Il pensiero gruppale, o group think, è un modo di pensare che le persone mettono in atto quando si trovano profondamente coinvolte in un gruppo molto coeso, ovvero un gruppo chiuso e con una chiara identità, e quando la ricerca di un punto di vista unico e comune ha la precedenza sulle valutazioni e idee di ogni singolo membro. Detto in altre parole, nel groupthink tutti i membri del gruppo tendono a ridurre il più possibile critiche, confronti e scambi di idee.

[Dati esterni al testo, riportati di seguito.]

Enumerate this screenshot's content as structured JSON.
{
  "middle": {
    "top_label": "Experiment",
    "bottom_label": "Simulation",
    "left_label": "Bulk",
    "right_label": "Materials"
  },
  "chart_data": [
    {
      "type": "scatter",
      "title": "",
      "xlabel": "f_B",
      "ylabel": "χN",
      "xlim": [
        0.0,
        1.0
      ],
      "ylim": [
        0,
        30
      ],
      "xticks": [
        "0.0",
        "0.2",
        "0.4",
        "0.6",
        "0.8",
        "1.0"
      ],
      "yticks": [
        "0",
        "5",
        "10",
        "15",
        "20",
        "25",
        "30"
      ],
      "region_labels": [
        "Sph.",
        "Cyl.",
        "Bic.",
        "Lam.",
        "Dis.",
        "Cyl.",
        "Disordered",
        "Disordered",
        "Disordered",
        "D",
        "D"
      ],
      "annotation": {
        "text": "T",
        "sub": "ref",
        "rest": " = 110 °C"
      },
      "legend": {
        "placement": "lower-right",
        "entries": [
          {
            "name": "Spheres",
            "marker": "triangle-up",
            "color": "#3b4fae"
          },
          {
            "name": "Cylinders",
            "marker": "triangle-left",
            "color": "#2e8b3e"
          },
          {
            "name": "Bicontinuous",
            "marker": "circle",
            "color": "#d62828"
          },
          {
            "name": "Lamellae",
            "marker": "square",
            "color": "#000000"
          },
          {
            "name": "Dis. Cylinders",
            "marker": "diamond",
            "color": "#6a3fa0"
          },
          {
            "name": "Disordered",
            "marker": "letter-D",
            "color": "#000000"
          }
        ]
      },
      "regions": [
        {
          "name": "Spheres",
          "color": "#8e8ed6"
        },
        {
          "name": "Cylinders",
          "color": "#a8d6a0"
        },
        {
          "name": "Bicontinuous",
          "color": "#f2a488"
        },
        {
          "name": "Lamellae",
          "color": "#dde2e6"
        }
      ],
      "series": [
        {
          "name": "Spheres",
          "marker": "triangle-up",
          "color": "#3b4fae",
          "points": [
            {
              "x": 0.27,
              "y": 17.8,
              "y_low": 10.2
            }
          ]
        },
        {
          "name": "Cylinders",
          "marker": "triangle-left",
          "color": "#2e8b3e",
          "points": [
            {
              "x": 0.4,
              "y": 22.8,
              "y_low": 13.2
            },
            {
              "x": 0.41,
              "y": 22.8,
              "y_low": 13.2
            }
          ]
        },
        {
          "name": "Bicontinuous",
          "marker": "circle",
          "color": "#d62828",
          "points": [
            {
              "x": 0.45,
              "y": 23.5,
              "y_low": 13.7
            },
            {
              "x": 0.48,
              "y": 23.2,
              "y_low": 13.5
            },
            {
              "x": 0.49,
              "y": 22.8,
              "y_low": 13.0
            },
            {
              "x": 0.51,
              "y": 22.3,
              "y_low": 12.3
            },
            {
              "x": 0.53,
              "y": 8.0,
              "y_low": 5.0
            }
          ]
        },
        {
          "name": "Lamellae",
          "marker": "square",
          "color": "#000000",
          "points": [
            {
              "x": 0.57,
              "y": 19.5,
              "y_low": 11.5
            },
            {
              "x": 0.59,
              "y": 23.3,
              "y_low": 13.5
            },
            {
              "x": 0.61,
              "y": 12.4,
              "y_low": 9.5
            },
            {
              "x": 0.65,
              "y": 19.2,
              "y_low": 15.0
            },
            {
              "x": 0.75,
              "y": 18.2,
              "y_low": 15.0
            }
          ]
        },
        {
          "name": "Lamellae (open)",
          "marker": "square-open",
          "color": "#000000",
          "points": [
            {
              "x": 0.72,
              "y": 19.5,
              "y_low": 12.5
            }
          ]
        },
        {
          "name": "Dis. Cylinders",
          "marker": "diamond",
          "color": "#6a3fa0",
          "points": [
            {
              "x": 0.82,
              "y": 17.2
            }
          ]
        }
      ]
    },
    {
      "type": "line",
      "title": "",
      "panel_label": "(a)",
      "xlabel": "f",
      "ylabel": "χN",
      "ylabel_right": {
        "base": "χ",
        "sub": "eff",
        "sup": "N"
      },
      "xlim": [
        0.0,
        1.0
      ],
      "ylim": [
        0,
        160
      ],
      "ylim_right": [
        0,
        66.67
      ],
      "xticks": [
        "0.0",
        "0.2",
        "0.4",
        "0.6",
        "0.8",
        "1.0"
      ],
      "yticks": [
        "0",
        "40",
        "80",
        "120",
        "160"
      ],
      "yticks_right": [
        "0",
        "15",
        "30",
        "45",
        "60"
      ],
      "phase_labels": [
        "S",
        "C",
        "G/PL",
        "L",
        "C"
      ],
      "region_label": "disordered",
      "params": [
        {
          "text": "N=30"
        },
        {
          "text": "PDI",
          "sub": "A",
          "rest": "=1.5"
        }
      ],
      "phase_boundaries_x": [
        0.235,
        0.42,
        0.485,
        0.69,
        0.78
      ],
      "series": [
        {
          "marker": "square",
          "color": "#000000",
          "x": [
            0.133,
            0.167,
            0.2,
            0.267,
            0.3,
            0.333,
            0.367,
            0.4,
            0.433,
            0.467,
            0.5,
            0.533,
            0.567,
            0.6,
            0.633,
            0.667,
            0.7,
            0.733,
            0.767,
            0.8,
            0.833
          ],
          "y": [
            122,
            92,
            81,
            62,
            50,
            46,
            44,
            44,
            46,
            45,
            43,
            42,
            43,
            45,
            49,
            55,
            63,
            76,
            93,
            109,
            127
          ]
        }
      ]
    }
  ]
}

È un fenomeno che si verifica quando il conformismo di gruppo è così radicato da far prevalere il bisogno di “pace”, sull’importanza di prendere decisioni efficaci. Alcune situazioni tendono a favorire questo tipo di pensiero: alto stress dovute a pressioni e minacce esterne, fallimenti recenti, difficoltà eccessive nei compiti decisionali, dilemmi morali.
Questa modalità di pensiero è stata definita negli anni ‘70 dallo psicologi Irvine Janis, per spiegare alcuni casi di clamorose scelte decisionali, palesemente errate ed inefficaci, come la fallita invasione di Cuba nel 1961 da parte degli USA. La decisione di invadere Cuba, con la famosa operazione della “Baia dei Porci”, fu la conseguenza di un pensiero gruppale dove le voci dissenzienti, fra i collaboratori del presidente, riguardo alla strategia da adottare nei confronti di Fidel Castro, si auto-censurarono dando priorità al conformismo del pensiero del gruppo. L’invasione, che aveva come obiettivo quello di scatenare una rivolta popolare contro Fidel Castro, ebbe l’effetto opposto, ovvero un rafforzamento del legame tra i castristi e i cubani.
Creare un gruppo affiatato che punti ad obiettivi comuni è estremamente importante per riuscire a raggiungere i propri scopi, ma attenzione a non chiudersi troppo e, soprattutto, ad evitare situazioni di eccessiva acquiescenza. Avere un team in cui tutti possono esprimersi liberamente, in cui tutti possono proporre critiche, idee o punti di vista alternativi è fondamentale per evitare di chiudersi su sé stessi, diventando auto-referenziati, diminuendo la creatività e aumentando il rischio di errori.
Tornando all’esempio della “Baia dei Porci”, se all’interno dei gruppi decisionali i leader avessero permesso una maggior circolazione di idee e di criticità (si scoprirà dopo che erano diversi i rapporti dell’intelligence che sottolineavano le conseguenze negative dell’invasione), e i singoli membri non si fossero auto-censurati, probabilmente quella sciagurata operazione non sarebbe mai stata messa in atto.
Quindi. quando vi trovate con la vostra squadra sportiva, la vostra associazione o il vostro team di lavoro, controllate che qualcuno, all’interno del vostro gruppo, sia almeno parzialmente in contrasto con voi. Se è così siatene contenti perché saprete di avere un gruppo vivo e non a rischio di groupthink.